Tribune Business Editor


Four Ukrainians yesterday withdrew a lawsuit alleging a $440m fraud against a Bahamas-based broker/dealer just four days after it was filed in the southern New York federal district court.

The move by Oxsana and Volodymyr Hryn, together with Elizabeth Lata, Ihor Ushenko and their corporate vehicles, to “voluntarily dismiss without prejudice” the claims against Weiser Global Capital Markets and its senior executives also occurred just three days after a New York judge declined to hear their bid for an injunction and restraining order.

Judge Naomi Reice Buchwald, in an October 14 notation, ruled that she lacked “subject matter jurisdiction” - meaning that the southern New York federal court lacks the authority to deal with the case. The voluntary dismissal, though, does not prevent the Ukrainian quarter from refiling the action/claims with a different court at another date.

The four and their numerous corporate vehicles had effectively sought an asset freeze against Weiser and its affiliate, Weiser Asset Management, and senior executives Christos Livadas (also known as Chris Livas); Christos Papaioannou; Jamaal Stubbs; Shelby Brice; Courtney Filipenko; and Rahul Kirpalani.

They had also wanted the New York court to rule that the Bahamian firm, Alan Cole & Co, produce all financial records relating to Weiser for the years from 2018 through to 2021 in its capacity as the broker/dealer’s accountant.

It is unclear whether the failure to effectively shut down Weiser’s business resulted in the lawsuit’s withdrawal. And Tribune Business efforts to obtain comment from Weiser on the matter also drew a blank.

This newspaper initially sought to reach Mr Stubbs, who was named as Weiser’s point person in the list of Securities Commission registrants, when it contacted the Balmoral Corporate Centre-based broker/dealer for comment.

However, it was informed that he had previously left the company although there is no suggestion that is related to this lawsuit. Tribune Business was told to send an e-mail to a specific address, which it did, adding that a response was required by yesterday, but no reply was received. The woman who this newspaper spoke to said she was unaware of the New York lawsuit.

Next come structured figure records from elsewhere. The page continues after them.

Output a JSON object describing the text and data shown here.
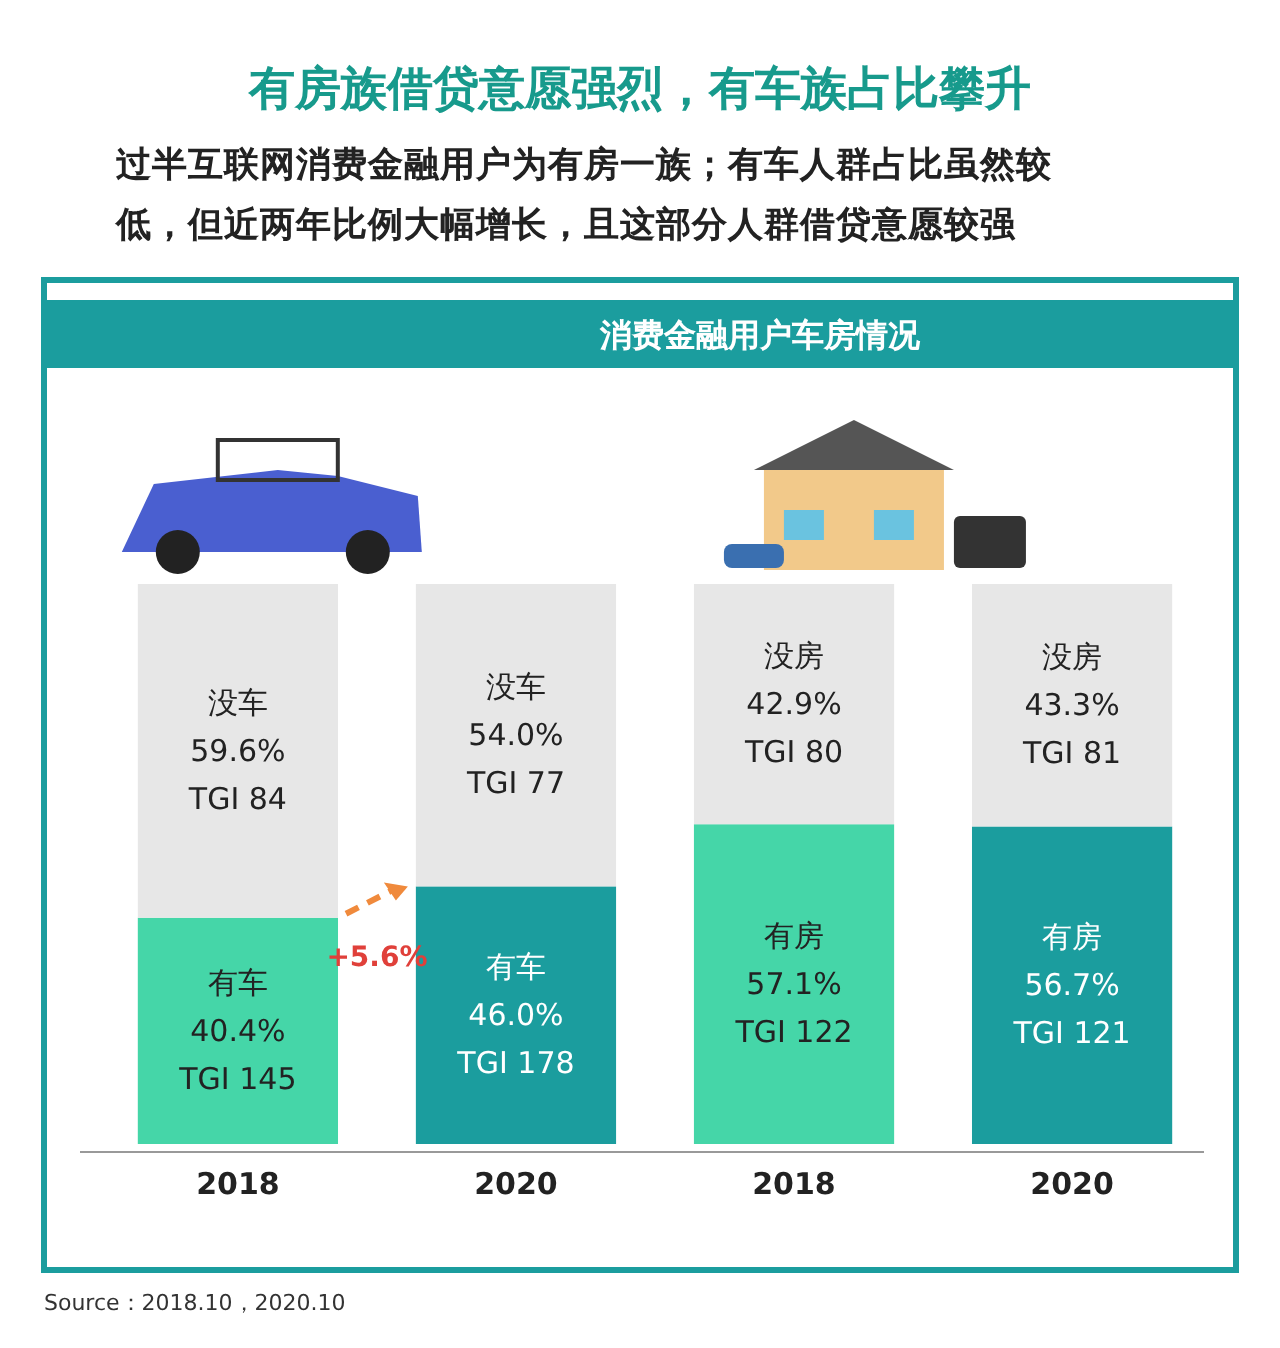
{
  "chart_data": {
    "type": "bar",
    "stacked": true,
    "title": "消费金融用户车房情况",
    "subtitle": "有房族借贷意愿强烈，有车族占比攀升",
    "categories": [
      "2018",
      "2020",
      "2018",
      "2020"
    ],
    "series": [
      {
        "colors": [
          "#45d6a8",
          "#1b9d9e",
          "#45d6a8",
          "#1b9d9e"
        ],
        "values": [
          40.4,
          46.0,
          57.1,
          56.7
        ],
        "value_labels": [
          "有车\n40.4%\nTGI 145",
          "有车\n46.0%\nTGI 178",
          "有房\n57.1%\nTGI 122",
          "有房\n56.7%\nTGI 121"
        ]
      },
      {
        "color": "#e7e7e7",
        "values": [
          59.6,
          54.0,
          42.9,
          43.3
        ],
        "value_labels": [
          "没车\n59.6%\nTGI 84",
          "没车\n54.0%\nTGI 77",
          "没房\n42.9%\nTGI 80",
          "没房\n43.3%\nTGI 81"
        ]
      }
    ],
    "annotations": [
      "过半互联网消费金融用户为有房一族；有车人群占比虽然较低，但近两年比例大幅增长，且这部分人群借贷意愿较强",
      "+5.6%",
      "Source：2018.10，2020.10"
    ]
  }
}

The Ukrainian quartet’s multiple corporate vehicles, which are domiciled in various jurisdictions including The Bahamas, Belize and St Kitts and Nevis, often adopt the names of ‘blue chip’ and not-so ‘blue chip’ financial companies such as State Street and Bear Stearns.

Their original action alleges that they used these vehicles to make loans, which are secured against shares and other securities owned by the borrower. They claim that Weiser was retained as a custodian to receive the assets pledged by borrowers as collateral; remit the cash loans made by the Ukrainians; and manage the collateral assets via various depository accounts.

However, the Ukrainian quartet subsequently alleged that these collateral assets were removed by Weiser from the depository accounts without their permission.

“When plaintiff beneficial owners contacted defendants in order to inquire about what was taking place, their inquiries were entirely neglected despite the fact that the depository accounts continued to show diminishing balances in excess of tens of millions of dollars, sometimes in a single day,” the Ukrainians claimed.

“In total nearly $290m in cash and approximately $150m in securities has vanished from the plaintiffs’ depository accounts within a period of days without explanation, and without any ability by the plaintiffs to gain access to same.”

These allegations have now all been withdrawn and dismissed within the space of four days. There is nothing to suggest Weiser, its executives, owners, staff and employees have done anything wrong in relation to the matter.